Legends
Figure 1 . Phylogenomics of SARS-CoV-2 showing the relevance of diversifying selection during the evolution of this pathogen . A) Spatial dynamic of different phylogenetic clades during the evolution of SARS-CoV-2 (Based on GISAID classification). B) Circulation dynamic of diverse variants of concern (VOC) or variants of interest (VOI) during the pandemic. C) Phylogenetic analysis conducted by maximum likelihood using the general reversible model, showing multiple clades predicted during the evolution of SARS-CoV-2 (GISAID classification). Tree was constructed using 40 representative sequences. Determination of branches under diversifying selection was conducted using the algorithm aBSREL (p-<0.0001) (17) (blue branches with black asterisk). Evidence of diversifying selection on the tree was also confirmed by the algorithm BUSTED (p-<0.0001) (18). Sites under positive selection were determined by the algorithm MEME (p-<0.05) (19). The mapping of these sites at different branches in the tree was conducted by BUSTED considering an empirical bayes factor >10. Evidence of relaxation in the diversifying selection during the evolution of distinct lineages was produced by the comparison in the strength of the selection between internal nodes and leaf nodes using the algorithm RELAX. D) Evidence of intensified diversifying selection in the GRA clade (comprising the VOC omicron) in relation with the rest of the clades was obtained by the algorithm RELAX. Representative sequences and statistics about the number sequences associated with multiple clades, and VOC and VOI were obtained from the GISAID database (20).
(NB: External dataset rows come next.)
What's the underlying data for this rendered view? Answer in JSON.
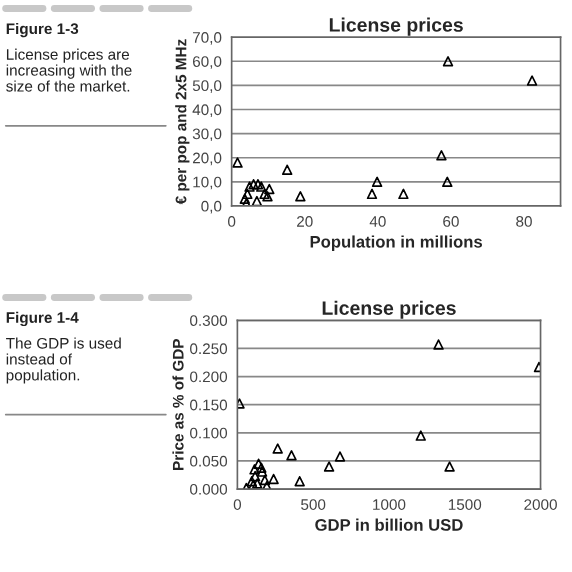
{
  "chart_data": [
    {
      "type": "scatter",
      "title": "License prices",
      "xlabel": "Population in millions",
      "ylabel": "€ per pop and 2x5 MHz",
      "annotations": [
        "Figure 1-3",
        "License prices are\nincreasing with the\nsize of the market."
      ],
      "x": [
        1.6,
        15.2,
        59.2,
        82.2,
        57.4,
        59,
        39.8,
        38.4,
        47,
        18.8,
        3.6,
        4,
        4.9,
        6,
        7.2,
        8.1,
        6.9,
        9.8,
        10.3,
        9,
        4.3
      ],
      "series": [
        {
          "color": "#000000",
          "values": [
            18,
            15,
            60,
            52,
            21,
            10,
            10,
            5,
            5,
            4,
            3,
            1,
            8,
            9,
            9,
            8,
            2,
            4,
            7,
            5,
            5
          ]
        }
      ],
      "marker": "triangle",
      "grid": "y",
      "xlim": [
        0,
        90
      ],
      "xticks": [
        0,
        20,
        40,
        60,
        80
      ],
      "ylim": [
        0,
        70
      ],
      "yticks": [
        {
          "value": 0,
          "label": "0,0"
        },
        {
          "value": 10,
          "label": "10,0"
        },
        {
          "value": 20,
          "label": "20,0"
        },
        {
          "value": 30,
          "label": "30,0"
        },
        {
          "value": 40,
          "label": "40,0"
        },
        {
          "value": 50,
          "label": "50,0"
        },
        {
          "value": 60,
          "label": "60,0"
        },
        {
          "value": 70,
          "label": "70,0"
        }
      ]
    },
    {
      "type": "scatter",
      "title": "License prices",
      "xlabel": "GDP in billion USD",
      "ylabel": "Price as % of GDP",
      "annotations": [
        "Figure 1-4",
        "The GDP is used\ninstead of\npopulation."
      ],
      "x": [
        14,
        266,
        357,
        677,
        605,
        411,
        239,
        1210,
        1327,
        1400,
        1990,
        59,
        95,
        117,
        113,
        140,
        163,
        181,
        194,
        131,
        158,
        104
      ],
      "series": [
        {
          "color": "#000000",
          "values": [
            0.152,
            0.072,
            0.06,
            0.058,
            0.04,
            0.014,
            0.018,
            0.095,
            0.257,
            0.04,
            0.217,
            0.002,
            0.014,
            0.023,
            0.035,
            0.045,
            0.031,
            0.016,
            0.005,
            0.01,
            0.038,
            0.007
          ]
        }
      ],
      "marker": "triangle",
      "grid": "y",
      "xlim": [
        0,
        2000
      ],
      "xticks": [
        0,
        500,
        1000,
        1500,
        2000
      ],
      "ylim": [
        0,
        0.3
      ],
      "yticks": [
        {
          "value": 0,
          "label": "0.000"
        },
        {
          "value": 0.05,
          "label": "0.050"
        },
        {
          "value": 0.1,
          "label": "0.100"
        },
        {
          "value": 0.15,
          "label": "0.150"
        },
        {
          "value": 0.2,
          "label": "0.200"
        },
        {
          "value": 0.25,
          "label": "0.250"
        },
        {
          "value": 0.3,
          "label": "0.300"
        }
      ]
    }
  ]
}
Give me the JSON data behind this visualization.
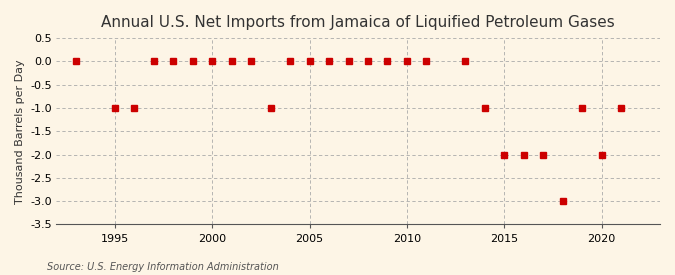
{
  "title": "Annual U.S. Net Imports from Jamaica of Liquified Petroleum Gases",
  "ylabel": "Thousand Barrels per Day",
  "source": "Source: U.S. Energy Information Administration",
  "background_color": "#fdf5e6",
  "years": [
    1993,
    1995,
    1996,
    1997,
    1998,
    1999,
    2000,
    2001,
    2002,
    2003,
    2004,
    2005,
    2006,
    2007,
    2008,
    2009,
    2010,
    2011,
    2013,
    2014,
    2015,
    2016,
    2017,
    2018,
    2019,
    2020,
    2021
  ],
  "values": [
    0.0,
    -1.0,
    -1.0,
    0.0,
    0.0,
    0.0,
    0.0,
    0.0,
    0.0,
    -1.0,
    0.0,
    0.0,
    0.0,
    0.0,
    0.0,
    0.0,
    0.0,
    0.0,
    0.0,
    -1.0,
    -2.0,
    -2.0,
    -2.0,
    -3.0,
    -1.0,
    -2.0,
    -1.0
  ],
  "marker_color": "#cc0000",
  "marker_size": 5,
  "ylim": [
    -3.5,
    0.5
  ],
  "yticks": [
    0.5,
    0.0,
    -0.5,
    -1.0,
    -1.5,
    -2.0,
    -2.5,
    -3.0,
    -3.5
  ],
  "ytick_labels": [
    "0.5",
    "0.0",
    "-0.5",
    "-1.0",
    "-1.5",
    "-2.0",
    "-2.5",
    "-3.0",
    "-3.5"
  ],
  "xlim": [
    1992,
    2023
  ],
  "xticks": [
    1995,
    2000,
    2005,
    2010,
    2015,
    2020
  ],
  "grid_color": "#aaaaaa",
  "vline_color": "#aaaaaa",
  "title_fontsize": 11,
  "label_fontsize": 8,
  "tick_fontsize": 8,
  "source_fontsize": 7
}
Figure 2. Prevalence of SARS-CoV-2 phenotypes lacking ORF8 protein. A) to put in context the evolutionary dynamic of ORF8 in comparison with the rest of the proteins present in SARS-CoV-2 during the pandemic, the sequences used to develop the tree shown in figure 1C were analyzed by the evolutionary algorithm SLAC (28). B) Using the database of GISAID, the overall proportion of lineages lacking ORF8 protein was quantified. Based on the information shown in figures 1A and 1B, the proportion of lineages (C) and VOC or VOI (D) lacking ORF8 protein in each phylogenetic clade was estimated.